Even nutritionists with graduate degrees had said it, but it is not true that, the popular rule about losing weight which is where every 3,500 calories a person shed from their diet, a person will lose a pound. Kevin Hall, who is a researcher at the National Institute of Diabetes and Digestive and Kidney Diseases, said that he was seeing dietitians using it all the time and they even make recommendations based on it but unfortunately, Kevin Hall said it's completely wrong.

Basing on medical researcher Max Wishnofsky measurement adage dates back to the 1950s, Max Wishnofsky found that it was 3,500 kilocalories, or else known as calories. But theoretically, Wishnofsky made a couple spurious assumptions about his calculations on how many calories a person had to burn in order to lose a pound of fat.

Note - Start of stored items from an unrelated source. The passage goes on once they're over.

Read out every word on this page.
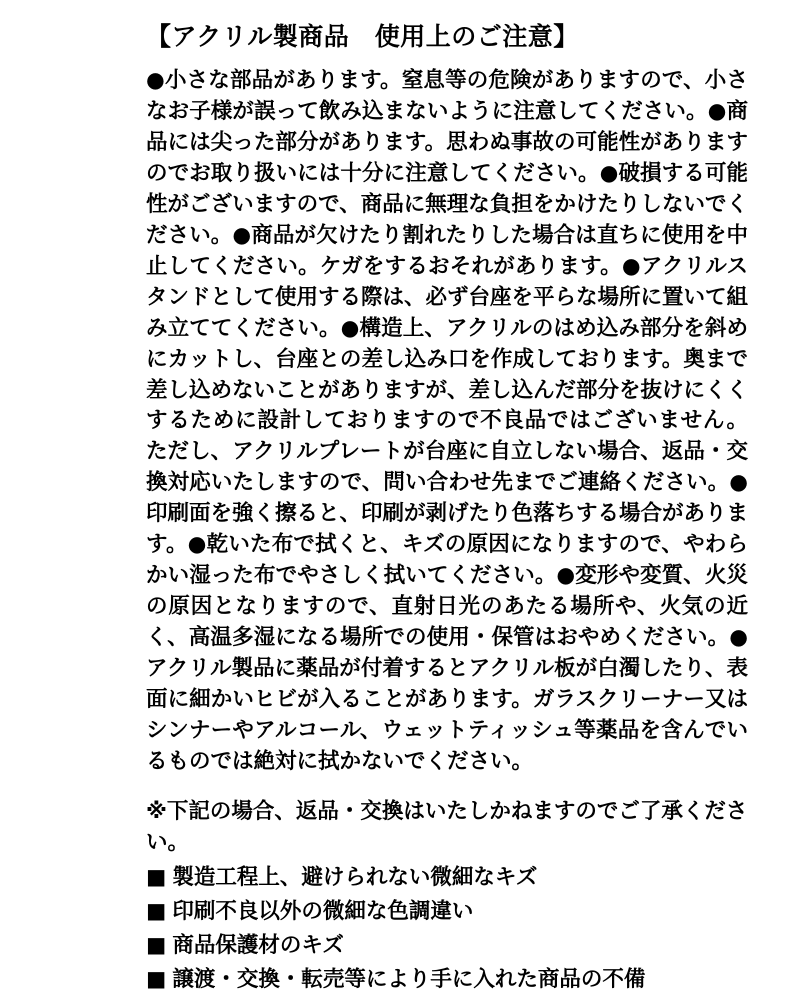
【アクリル製商品　使用上のご注意】

●小さな部品があります。窒息等の危険がありますので、小さなお子様が誤って飲み込まないように注意してください。●商品には尖った部分があります。思わぬ事故の可能性がありますのでお取り扱いには十分に注意してください。●破損する可能性がございますので、商品に無理な負担をかけたりしないでください。●商品が欠けたり割れたりした場合は直ちに使用を中止してください。ケガをするおそれがあります。●アクリルスタンドとして使用する際は、必ず台座を平らな場所に置いて組み立ててください。●構造上、アクリルのはめ込み部分を斜めにカットし、台座との差し込み口を作成しております。奥まで差し込めないことがありますが、差し込んだ部分を抜けにくくするために設計しておりますので不良品ではございません。ただし、アクリルプレートが台座に自立しない場合、返品・交換対応いたしますので、問い合わせ先までご連絡ください。●印刷面を強く擦ると、印刷が剥げたり色落ちする場合があります。●乾いた布で拭くと、キズの原因になりますので、やわらかい湿った布でやさしく拭いてください。●変形や変質、火災の原因となりますので、直射日光のあたる場所や、火気の近く、高温多湿になる場所での使用・保管はおやめください。●アクリル製品に薬品が付着するとアクリル板が白濁したり、表面に細かいヒビが入ることがあります。ガラスクリーナー又はシンナーやアルコール、ウェットティッシュ等薬品を含んでいるものでは絶対に拭かないでください。

※下記の場合、返品・交換はいたしかねますのでご了承ください。

■ 製造工程上、避けられない微細なキズ
■ 印刷不良以外の微細な色調違い
■ 商品保護材のキズ
■ 譲渡・交換・転売等により手に入れた商品の不備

Traci Mann, University of Minnesota psychology professor and author of "Secrets from the Eating Lab" stated, "Your metabolism slows down. Your body uses calories in the most efficient way possible. Which sounds like a good thing," Mann also explained, "But it isn't a good thing if you're trying to lose weight, because when your body finds a way to run itself on fewer calories there tends to be more left over, and those get stored as fat, which is exactly what you don't want to happen."

In the American Journal of Public Health published research, the research took nine years, where it studied more than 278,000 people in England and revealed that, "patients with a BMI of 30 or greater kilograms per meters squared, maintaining weight loss was rare and the probability of achieving normal weight was extremely low."

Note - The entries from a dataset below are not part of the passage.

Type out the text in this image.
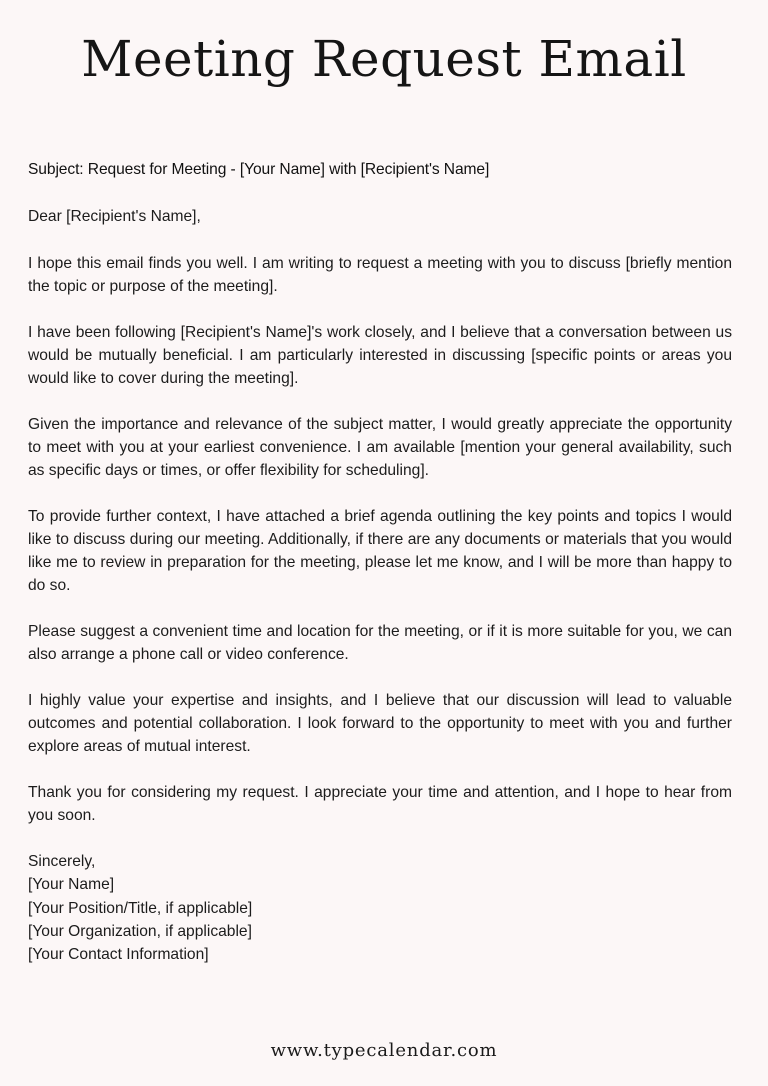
Meeting Request Email

Subject: Request for Meeting - [Your Name] with [Recipient's Name]

Dear [Recipient's Name],

I hope this email finds you well. I am writing to request a meeting with you to discuss [briefly mention the topic or purpose of the meeting].

I have been following [Recipient's Name]'s work closely, and I believe that a conversation between us would be mutually beneficial. I am particularly interested in discussing [specific points or areas you would like to cover during the meeting].

Given the importance and relevance of the subject matter, I would greatly appreciate the opportunity to meet with you at your earliest convenience. I am available [mention your general availability, such as specific days or times, or offer flexibility for scheduling].

To provide further context, I have attached a brief agenda outlining the key points and topics I would like to discuss during our meeting. Additionally, if there are any documents or materials that you would like me to review in preparation for the meeting, please let me know, and I will be more than happy to do so.

Please suggest a convenient time and location for the meeting, or if it is more suitable for you, we can also arrange a phone call or video conference.

I highly value your expertise and insights, and I believe that our discussion will lead to valuable outcomes and potential collaboration. I look forward to the opportunity to meet with you and further explore areas of mutual interest.

Thank you for considering my request. I appreciate your time and attention, and I hope to hear from you soon.

Sincerely,
[Your Name]
[Your Position/Title, if applicable]
[Your Organization, if applicable]
[Your Contact Information]
www.typecalendar.com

A leading researcher at the Anschutz Health and Wellness Center at the University of Colorado - John Peters, stated, "Over time, the more weight you lose, the more your metabolic rate drops," Peters also said, "In order to keep losing weight at the rate you started losing weight, you're going to have to eat even fewer calories. A month in, you might have to eat another hundred fewer; a month after that you might have to drop it another hundred."